I was catching up on recent posts over at the Enterprise Resilience Blog and saw that Stephen DeAngelis has written on South Africa's growing troubles with supplying electricity to the country.
Since I just spent two months there from the end of October through the middle of December, I had the (unfortunate) experience of not only sitting through a few blackouts but also had the chance to gain some perspective on how the country has changed the past 14 years from the people I worked with--mostly white South Africans--as they still represent the majority of working professionals and business management.
Basically, it is not just about the electricity that you hear complaints--corruption in the government is rampant, with investigations and scandals plaguing the police, the courts, and the government. The radio stations every morning are often making fun of the government and its incompetency.
My white South African friends told me that the old government used to put forth 10-year plans for the development of the country which aided in the country's significant growth and economic rise versus the rest of Africa. However, as most of us know, that same country was tainted by apartheid.
When apartheid ended, and the multiracial government took over, it began to often reject any symbols or practices of the former government and continues to do so today, down to the fight songs sung at rugby matches. One of the casualties was the planning and execution discipline of the former government.
Mr. DeAngelis comments on the entire article, but this section stands out for me:
The government of South Africa has known for nearly a decade that this day was coming. It didn't ignore the problem, but it was unsuccessful in enticing private businesses to built new power plants. In the meantime, it delayed any new construction projects by Eskom. When the green light for new projects was finally given, it was too late to prevent the shortages they are now experiencing. The result is growing frustration and slowed development.
"South Africans are appalled by the daily interruptions to their lives. Workers sit idle, televisions flick into darkness and silence, elevators stall between floors, gas stations cannot pump, cakes remain forever half-baked. Every intersection with disabled traffic lights becomes a four-way stop, with drivers in each direction maddeningly delayed as the endless lines of cars inch forward."
South Africa is a beautiful country and I could see it and its people yearning to develop and enjoy the benefits of advances in industry and technology. However, its government's leaders as a whole are still inexperienced as leaders and will have to learn from their mistakes and adapt to the essential responsibilities of government.
The government also has to teach the poor population how to earn a higher standard of living not through entitlements and hand-outs but through hard work, education and entrepreneurship. For example, one affirmative action quota in South Africa asks for at least one black South African to be present on every corporate board in the country. In an investigation of this program, one woman was found to be on 26 different boards alone and with very little or no contribution. This kind of scenario helps neither the boards integrate the mostly black poor population nor does it help educate and develop black leaders that could contribute positively to the corporate environment.

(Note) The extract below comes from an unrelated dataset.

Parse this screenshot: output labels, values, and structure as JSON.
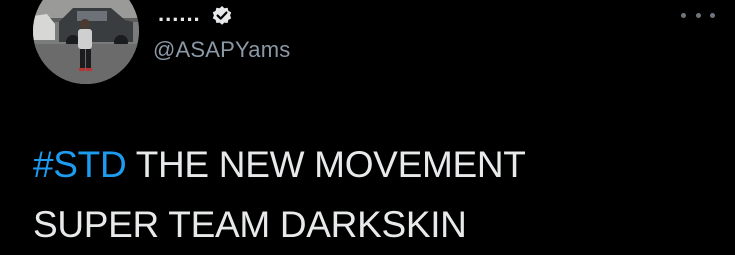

There are obviously positive stories as well where poor South African blacks have succeeded in acquiring an education or in becoming an entrepreneur, but it is no wonder my South African friends are betting against the government in the lead-up to the World Cup in 2010. They are betting that somehow the government is going to screw everything up, and having listened to the radio each morning on the way to work, I can't say I left South Africa without any doubt in the country's future success.